Ah, the manic pixie dream girl: for a time in the noughties, this character trope was inescapable in film and TV, with Zooey Deschanel the actress most synonymous with it. 

Fast forward a decade or so and the manic pixie dream girl is recognised as a tired stereotype, used to pigeonhole female characters as quirky and cute in the eyes of the men around them.

Deschanel first became associated with the trope after her starring role in the quirky comedy-drama 500 Days of Summer; that was followed by the hugely popular sitcom New Girl, whose entire premise initially rested upon Deschanel being the ultimate manic pixie dream girl.

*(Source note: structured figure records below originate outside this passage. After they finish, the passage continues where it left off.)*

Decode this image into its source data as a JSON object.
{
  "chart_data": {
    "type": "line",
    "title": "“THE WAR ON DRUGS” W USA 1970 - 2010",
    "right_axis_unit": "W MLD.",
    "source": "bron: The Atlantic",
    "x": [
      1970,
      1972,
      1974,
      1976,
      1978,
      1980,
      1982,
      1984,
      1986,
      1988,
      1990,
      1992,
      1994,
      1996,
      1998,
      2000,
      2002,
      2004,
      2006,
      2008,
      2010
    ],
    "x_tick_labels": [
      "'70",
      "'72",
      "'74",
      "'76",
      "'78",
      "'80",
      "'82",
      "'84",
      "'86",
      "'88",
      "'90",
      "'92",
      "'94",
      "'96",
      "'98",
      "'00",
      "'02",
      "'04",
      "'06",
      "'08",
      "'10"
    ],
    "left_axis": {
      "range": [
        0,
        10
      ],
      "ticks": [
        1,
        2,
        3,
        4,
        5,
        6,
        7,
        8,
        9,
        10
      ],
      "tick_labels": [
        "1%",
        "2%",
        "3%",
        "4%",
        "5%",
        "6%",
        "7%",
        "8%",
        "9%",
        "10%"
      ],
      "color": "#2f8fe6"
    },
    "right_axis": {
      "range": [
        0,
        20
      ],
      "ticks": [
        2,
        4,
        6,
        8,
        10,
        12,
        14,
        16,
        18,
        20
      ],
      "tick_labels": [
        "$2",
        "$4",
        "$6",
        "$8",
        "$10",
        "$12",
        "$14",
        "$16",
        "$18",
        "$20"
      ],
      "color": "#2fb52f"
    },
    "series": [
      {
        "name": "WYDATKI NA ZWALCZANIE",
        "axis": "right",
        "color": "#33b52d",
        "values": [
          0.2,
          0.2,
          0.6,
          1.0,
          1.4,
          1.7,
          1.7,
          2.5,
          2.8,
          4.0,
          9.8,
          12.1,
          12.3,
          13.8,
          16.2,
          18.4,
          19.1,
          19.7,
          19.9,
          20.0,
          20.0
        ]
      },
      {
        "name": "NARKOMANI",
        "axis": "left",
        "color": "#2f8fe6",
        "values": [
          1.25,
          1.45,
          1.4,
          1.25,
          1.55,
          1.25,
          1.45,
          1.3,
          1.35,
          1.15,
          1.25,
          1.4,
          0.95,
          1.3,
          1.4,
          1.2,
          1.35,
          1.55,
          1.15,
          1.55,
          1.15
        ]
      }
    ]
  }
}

In a new reader interview with The Guardian though, the actress lambasted the trope. After a fan asked her about her associated with the manic pixie dream girl trope, she rued the connection.

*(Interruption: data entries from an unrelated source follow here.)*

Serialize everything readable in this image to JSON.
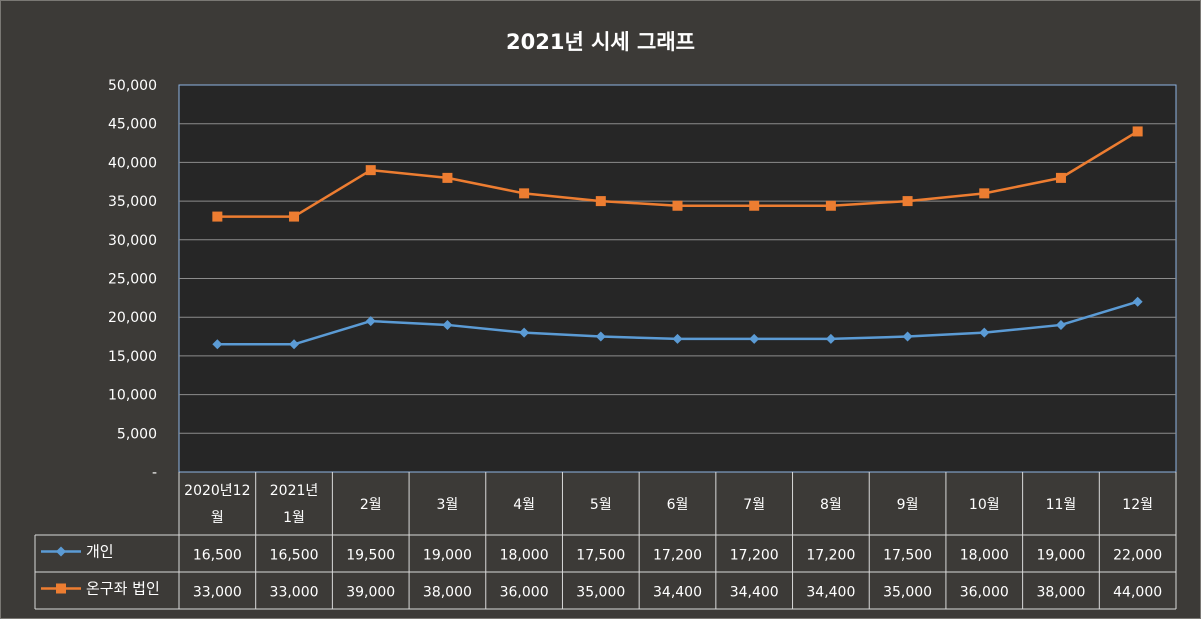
{
  "chart_data": {
    "type": "line",
    "title": "2021년 시세 그래프",
    "categories": [
      [
        "2020년12",
        "월"
      ],
      [
        "2021년",
        "1월"
      ],
      [
        "2월"
      ],
      [
        "3월"
      ],
      [
        "4월"
      ],
      [
        "5월"
      ],
      [
        "6월"
      ],
      [
        "7월"
      ],
      [
        "8월"
      ],
      [
        "9월"
      ],
      [
        "10월"
      ],
      [
        "11월"
      ],
      [
        "12월"
      ]
    ],
    "ylim": [
      0,
      50000
    ],
    "yticks": [
      "-",
      "5,000",
      "10,000",
      "15,000",
      "20,000",
      "25,000",
      "30,000",
      "35,000",
      "40,000",
      "45,000",
      "50,000"
    ],
    "grid": true,
    "data_table": true,
    "series": [
      {
        "name": "개인",
        "color": "#5b9bd5",
        "marker": "diamond",
        "values": [
          16500,
          16500,
          19500,
          19000,
          18000,
          17500,
          17200,
          17200,
          17200,
          17500,
          18000,
          19000,
          22000
        ],
        "labels": [
          "16,500",
          "16,500",
          "19,500",
          "19,000",
          "18,000",
          "17,500",
          "17,200",
          "17,200",
          "17,200",
          "17,500",
          "18,000",
          "19,000",
          "22,000"
        ]
      },
      {
        "name": "온구좌 법인",
        "color": "#ed7d31",
        "marker": "square",
        "values": [
          33000,
          33000,
          39000,
          38000,
          36000,
          35000,
          34400,
          34400,
          34400,
          35000,
          36000,
          38000,
          44000
        ],
        "labels": [
          "33,000",
          "33,000",
          "39,000",
          "38,000",
          "36,000",
          "35,000",
          "34,400",
          "34,400",
          "34,400",
          "35,000",
          "36,000",
          "38,000",
          "44,000"
        ]
      }
    ]
  }
}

“I don’t feel it’s accurate,” she said. “I’m not a girl. I’m a woman. It doesn’t hurt my feelings, but it’s a way of making a woman one-dimensional and I’m not one-dimensional.”

Deschanel continued: “I think the tendency is still to make women one-dimensional, so you have to add dimension, if you can. The more screen time a female character gets, the more space there is to show complexities, but there has been a shift, so I’m optimistic.”

After the finale of New Girl in 2018, Deschanel took a break from acting. She’ll next be seen in Harold and the Purple Crayon, an adaptation of the children’s book of the same name, alongside Zachary Levi and Lil Red Howery. She also returned to TV screens last year as the host of The Celebrity Dating Game, which followed celebrities picking one lucky suitor from a hidden panel of three bachelors/bachelorettes.